Support for the efficient implementation of high-throughput signal processing is based on SSE instructions, which are extensions to the standard Intel Instruction Set Architecture (ISA). Including the latest generation, Intel SSE 4.2, there are more than 300 SSE instructions. SSE operations work from a set of sixteen 128-bit wide XMMx registers, capable of simultaneous operation on four packed floating-point values, as well as other formats (see accompanying table).
One of the most common signal processing algorithms is the FFT. The FFT implementation shown in the accompanying figure is a version that is included in the Intel Integrated Performance Primitives (Intel IPP) library.
Effective implementation of signal processing algorithms requires efficient use of all resources on the processor platform, so the ability to parallelize algorithms across multiple cores in a linear manner is essential. Parallelized scaling across the multiple cores of an Intel microarchitecture-based platform can be done for common operations used in signal processing such as complex multiplication, or for more computationally-intense algorithms. A threading model can be used to implement the complex multiplication algorithm with parallel execution. The input data is divided into blocks, and each block, or number of blocks, depending on data size, is executed in full in separate parallel threads. This method assumes no interdependence between blocks. Some processor architecture parameters must be taken into account to optimize performance, including cache size, cache line alignment, and thread affinity, and inter-thread dependencies must be minimized or avoided.
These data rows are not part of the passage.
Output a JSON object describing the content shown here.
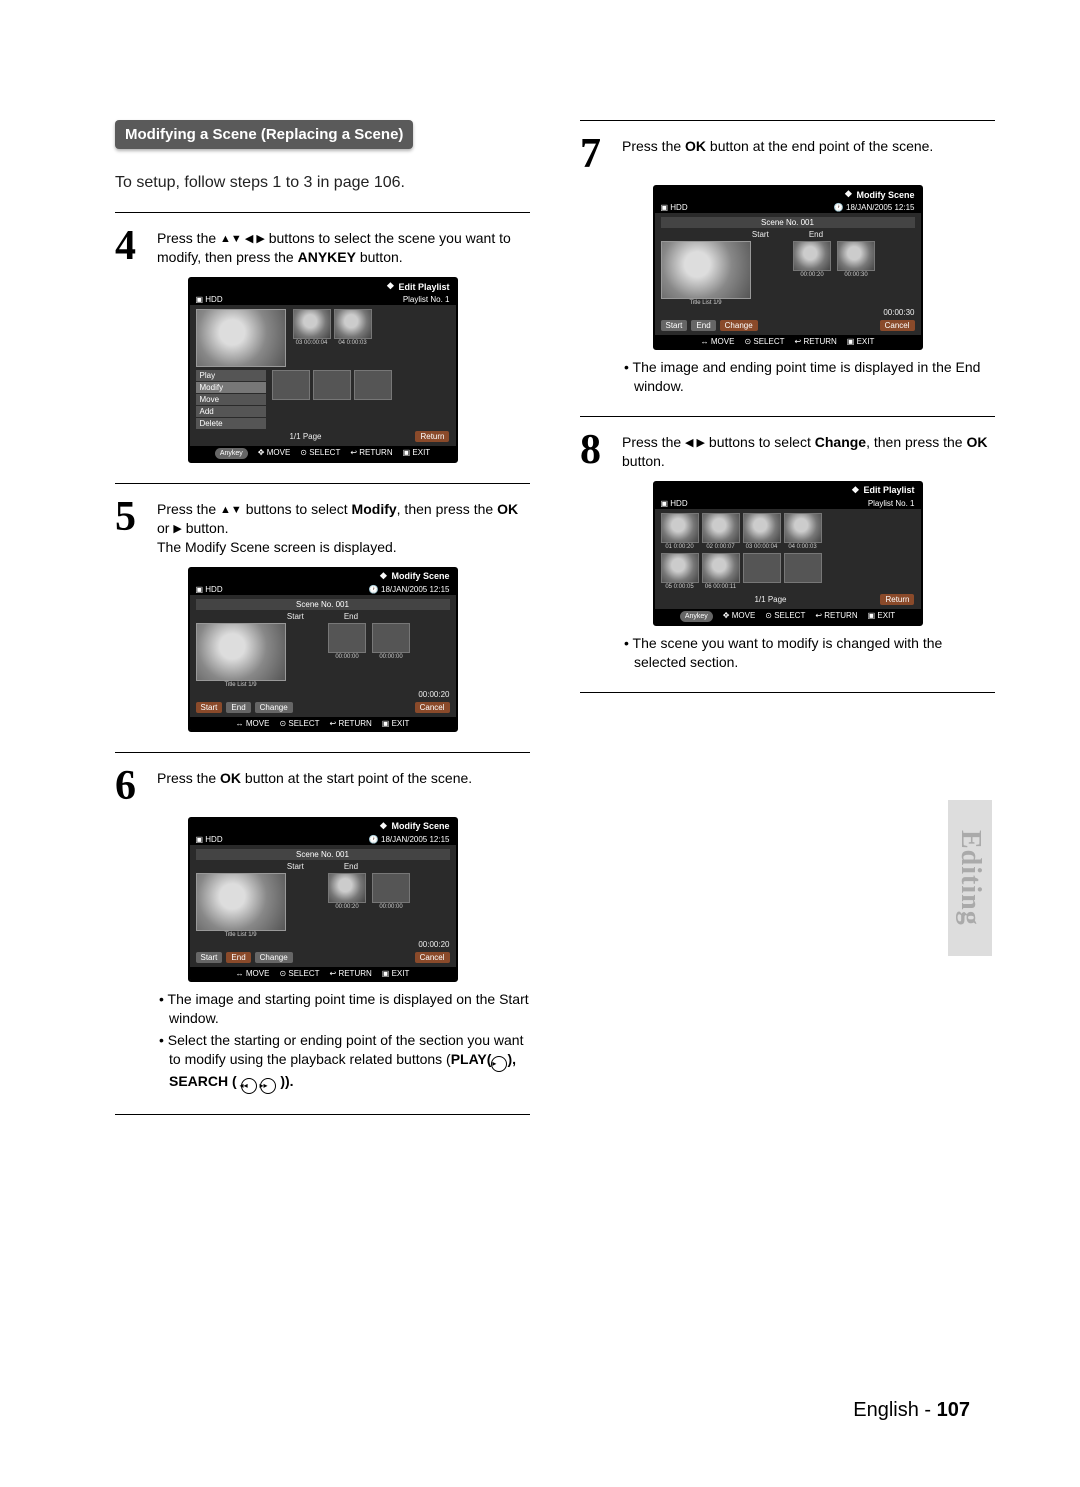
{
  "heading": "Modifying a Scene (Replacing a Scene)",
  "intro": "To setup, follow steps 1 to 3 in page 106.",
  "steps": {
    "s4": {
      "num": "4",
      "text_a": "Press the ",
      "text_b": " buttons to select the scene you want to modify, then press the ",
      "bold": "ANYKEY",
      "text_c": " button."
    },
    "s5": {
      "num": "5",
      "text_a": "Press the ",
      "text_b": " buttons to select ",
      "bold1": "Modify",
      "text_c": ", then press the ",
      "bold2": "OK",
      "text_d": " or ",
      "text_e": " button.",
      "line2": "The Modify Scene screen is displayed."
    },
    "s6": {
      "num": "6",
      "text_a": "Press the ",
      "bold": "OK",
      "text_b": " button at the start point of the scene."
    },
    "s6_bullets": {
      "b1": "The image and starting point time is displayed on the Start window.",
      "b2_a": "Select the starting or ending point of the section you want to modify using the playback related buttons (",
      "b2_play": "PLAY(",
      "b2_sep": "), ",
      "b2_search": "SEARCH (",
      "b2_end": " ))."
    },
    "s7": {
      "num": "7",
      "text_a": "Press the ",
      "bold": "OK",
      "text_b": " button at the end point of the scene."
    },
    "s7_bullet": "The image and ending point time is displayed in the End window.",
    "s8": {
      "num": "8",
      "text_a": "Press the ",
      "text_b": " buttons to select ",
      "bold1": "Change",
      "text_c": ", then press the ",
      "bold2": "OK",
      "text_d": " button."
    },
    "s8_bullet": "The scene you want to modify is changed with the selected section."
  },
  "arrows": {
    "udlr": "▲▼ ◀ ▶",
    "ud": "▲▼",
    "right": "▶",
    "lr": "◀ ▶"
  },
  "ss_common": {
    "hdd": "HDD",
    "date": "18/JAN/2005 12:15",
    "move": "MOVE",
    "select": "SELECT",
    "return": "RETURN",
    "exit": "EXIT",
    "playlist_no": "Playlist No. 1",
    "scene_no": "Scene No. 001",
    "start": "Start",
    "end": "End",
    "change": "Change",
    "cancel": "Cancel",
    "title_list": "Title List 1/9",
    "page": "1/1 Page",
    "return_btn": "Return",
    "anykey": "Anykey"
  },
  "ss4": {
    "title": "Edit Playlist",
    "menu": [
      "Play",
      "Modify",
      "Move",
      "Add",
      "Delete"
    ],
    "thumbs": [
      "03   00:00:04",
      "04   0:00:03"
    ]
  },
  "ss5": {
    "title": "Modify Scene",
    "t1": "00:00:00",
    "t2": "00:00:00",
    "total": "00:00:20"
  },
  "ss6": {
    "title": "Modify Scene",
    "t1": "00:00:20",
    "t2": "00:00:00",
    "total": "00:00:20"
  },
  "ss7": {
    "title": "Modify Scene",
    "t1": "00:00:20",
    "t2": "00:00:30",
    "total": "00:00:30"
  },
  "ss8": {
    "title": "Edit Playlist",
    "thumbs": [
      "01  0:00:20",
      "02  0:00:07",
      "03  00:00:04",
      "04  0:00:03",
      "05  0:00:05",
      "06  00:00:11"
    ]
  },
  "side_tab": "Editing",
  "footer": {
    "lang": "English - ",
    "page": "107"
  },
  "icons": {
    "diamond": "❖",
    "upl": "↕",
    "lrarr": "↔",
    "ret": "↩",
    "xx": "✖",
    "play": "▸",
    "rw": "◂◂",
    "ff": "▸▸"
  }
}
Intel Core™ i7 Processor Power Management
The discussion of processor performance in a rugged embedded application is entirely academic without also considering power consumption and cooling. Readers may understandably have a “>100W” impression of Intel processors from the perspective of gaming computers with massive CPU coolers. Perhaps less well known are the advances Intel has made in low-power operation. The scope of technologies devoted to power reduction is large, but the combination of internal architecture, low-leakage 32nm and 45nm high-K/metal gate transistors, and low-voltage capabilities means that system developers have a catalog of embedded-oriented devices to choose from, with maximum thermal design power ranging from 18W and under to 45W. With the reduction of the number of necessary companion chips, the Intel Core™ i7 processors have become viable for multiprocessor board level products that will offer large gains in performance/watt relative to the prior generation of Power Architecture/ AltiVec designs.
In conjunction with excellent FLOPs/ watt metrics, Intel Core i7 processors have very useful capabilities for tailoring power consumption and monitoring silicon temperature. Intel SpeedStep® technology allows fine-grained control over the processor’s operating frequency. Recalling that processor power consumption has a square-law relationship with voltage, the ability of the Intel Core i7 processor to direct the core power supply to reduce voltage at lower frequencies further provides power savings gains. Intel Core i7 processors feature a multipoint temperature sensor feature that allows users to more confidently “dial up” performance, since the system can provide a precise indication that thermal limits are not being exceeded. This ability affords developers the opportunity to fine-tune system performance to minimize power consumption, especially in hot environments such as next to a jet engine. It will also be useful for systems that run in a reduced operational mode, such as a targeting radar that does not need to be fully active until a pilot engages that function.